If both a Marketplace subscription and an API key are present in a request, the API key takes precedence.

Configuration options

All customConfigs fields are optional. For best performance, use defaults unless you have specific requirements.
ParameterDefaultRangeDescription
max_results101–20Number of search results used for grounding
excerpts.max_chars_per_result30,0001,000–100,000Maximum characters per excerpt
excerpts.max_chars_total100,0001,000–1,000,000Maximum total excerpt characters
source_policy.include_domainsUp to 10Only return results from these domains
source_policy.exclude_domainsUp to 10Exclude results from these domains
For guidance on search queries and configuration, see Search API Best Practices.
For a complete working example, see the Vertex AI demo in the Parallel Cookbook.

Quota

The default quota is 200 prompts per minute.
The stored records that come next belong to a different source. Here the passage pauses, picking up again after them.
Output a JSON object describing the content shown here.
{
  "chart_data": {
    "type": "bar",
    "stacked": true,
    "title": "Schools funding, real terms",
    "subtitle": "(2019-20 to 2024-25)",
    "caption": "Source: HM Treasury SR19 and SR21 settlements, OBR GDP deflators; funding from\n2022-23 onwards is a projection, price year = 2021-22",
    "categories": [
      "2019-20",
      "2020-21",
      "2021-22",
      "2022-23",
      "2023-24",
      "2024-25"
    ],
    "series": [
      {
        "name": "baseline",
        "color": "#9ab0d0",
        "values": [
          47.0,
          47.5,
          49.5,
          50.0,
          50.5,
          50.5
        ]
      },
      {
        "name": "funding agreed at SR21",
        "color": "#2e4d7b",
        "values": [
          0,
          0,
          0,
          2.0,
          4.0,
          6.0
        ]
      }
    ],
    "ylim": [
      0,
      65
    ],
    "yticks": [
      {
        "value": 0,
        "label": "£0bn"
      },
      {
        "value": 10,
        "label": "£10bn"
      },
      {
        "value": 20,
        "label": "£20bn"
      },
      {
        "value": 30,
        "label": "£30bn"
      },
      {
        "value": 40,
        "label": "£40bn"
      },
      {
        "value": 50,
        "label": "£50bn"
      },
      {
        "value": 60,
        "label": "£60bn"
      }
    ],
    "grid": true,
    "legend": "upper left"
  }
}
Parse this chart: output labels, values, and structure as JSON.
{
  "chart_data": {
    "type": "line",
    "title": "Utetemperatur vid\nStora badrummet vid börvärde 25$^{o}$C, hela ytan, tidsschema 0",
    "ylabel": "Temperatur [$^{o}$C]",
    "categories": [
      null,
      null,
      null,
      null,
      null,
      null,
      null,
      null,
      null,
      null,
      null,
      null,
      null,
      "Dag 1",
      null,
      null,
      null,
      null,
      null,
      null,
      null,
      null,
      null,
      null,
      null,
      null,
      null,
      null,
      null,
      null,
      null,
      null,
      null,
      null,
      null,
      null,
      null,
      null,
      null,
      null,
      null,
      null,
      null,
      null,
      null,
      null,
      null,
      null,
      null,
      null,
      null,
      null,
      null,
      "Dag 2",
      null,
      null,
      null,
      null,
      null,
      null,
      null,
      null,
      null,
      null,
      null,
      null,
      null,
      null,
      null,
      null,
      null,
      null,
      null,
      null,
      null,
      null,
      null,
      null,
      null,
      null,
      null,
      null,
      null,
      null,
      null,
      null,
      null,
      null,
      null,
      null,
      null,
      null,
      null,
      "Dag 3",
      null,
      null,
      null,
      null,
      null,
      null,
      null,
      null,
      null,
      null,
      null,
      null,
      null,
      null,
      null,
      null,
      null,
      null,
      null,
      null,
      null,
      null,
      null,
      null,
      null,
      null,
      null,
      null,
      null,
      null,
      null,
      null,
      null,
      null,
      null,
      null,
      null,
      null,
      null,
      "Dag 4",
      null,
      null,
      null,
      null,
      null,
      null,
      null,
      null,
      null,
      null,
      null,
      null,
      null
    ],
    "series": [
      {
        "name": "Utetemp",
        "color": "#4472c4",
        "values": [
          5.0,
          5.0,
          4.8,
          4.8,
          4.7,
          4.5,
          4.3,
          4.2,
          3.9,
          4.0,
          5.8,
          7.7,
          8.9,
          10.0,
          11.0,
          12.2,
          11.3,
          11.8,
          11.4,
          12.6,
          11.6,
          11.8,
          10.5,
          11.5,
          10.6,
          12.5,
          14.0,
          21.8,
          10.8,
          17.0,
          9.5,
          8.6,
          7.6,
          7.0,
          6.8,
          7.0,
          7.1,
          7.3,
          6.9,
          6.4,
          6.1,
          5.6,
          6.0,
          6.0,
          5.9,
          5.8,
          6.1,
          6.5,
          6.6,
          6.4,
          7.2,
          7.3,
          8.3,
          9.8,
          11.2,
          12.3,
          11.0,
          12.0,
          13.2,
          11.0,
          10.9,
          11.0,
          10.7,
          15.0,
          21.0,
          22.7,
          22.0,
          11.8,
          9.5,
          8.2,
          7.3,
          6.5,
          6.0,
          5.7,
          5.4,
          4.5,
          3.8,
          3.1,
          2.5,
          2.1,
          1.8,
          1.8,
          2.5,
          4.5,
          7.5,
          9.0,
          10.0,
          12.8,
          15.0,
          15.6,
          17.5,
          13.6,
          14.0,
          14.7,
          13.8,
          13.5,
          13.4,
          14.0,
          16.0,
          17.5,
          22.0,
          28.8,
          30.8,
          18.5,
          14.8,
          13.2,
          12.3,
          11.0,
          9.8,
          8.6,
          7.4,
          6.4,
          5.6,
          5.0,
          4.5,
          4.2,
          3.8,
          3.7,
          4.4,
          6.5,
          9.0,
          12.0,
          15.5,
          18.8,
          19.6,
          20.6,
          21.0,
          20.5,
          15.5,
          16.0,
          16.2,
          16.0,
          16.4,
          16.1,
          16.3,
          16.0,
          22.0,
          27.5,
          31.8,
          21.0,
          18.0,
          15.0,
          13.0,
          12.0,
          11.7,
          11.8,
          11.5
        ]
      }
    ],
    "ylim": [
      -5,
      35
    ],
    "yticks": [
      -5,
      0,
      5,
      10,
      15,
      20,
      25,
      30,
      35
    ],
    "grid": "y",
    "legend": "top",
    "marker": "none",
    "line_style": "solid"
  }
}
If you need higher rate limits, contact your Google account team (Marketplace) or support@parallel.ai (BYOK) with your use case and requirements.

Billing

Using Gemini with Parallel incurs charges from both Gemini token consumption and use of Parallel’s Search API.
  • Google Cloud Marketplace: Search API charges are consolidated into your Google Cloud billing.
  • Bring Your Own Key: Search API charges are billed through Parallel’s pricing.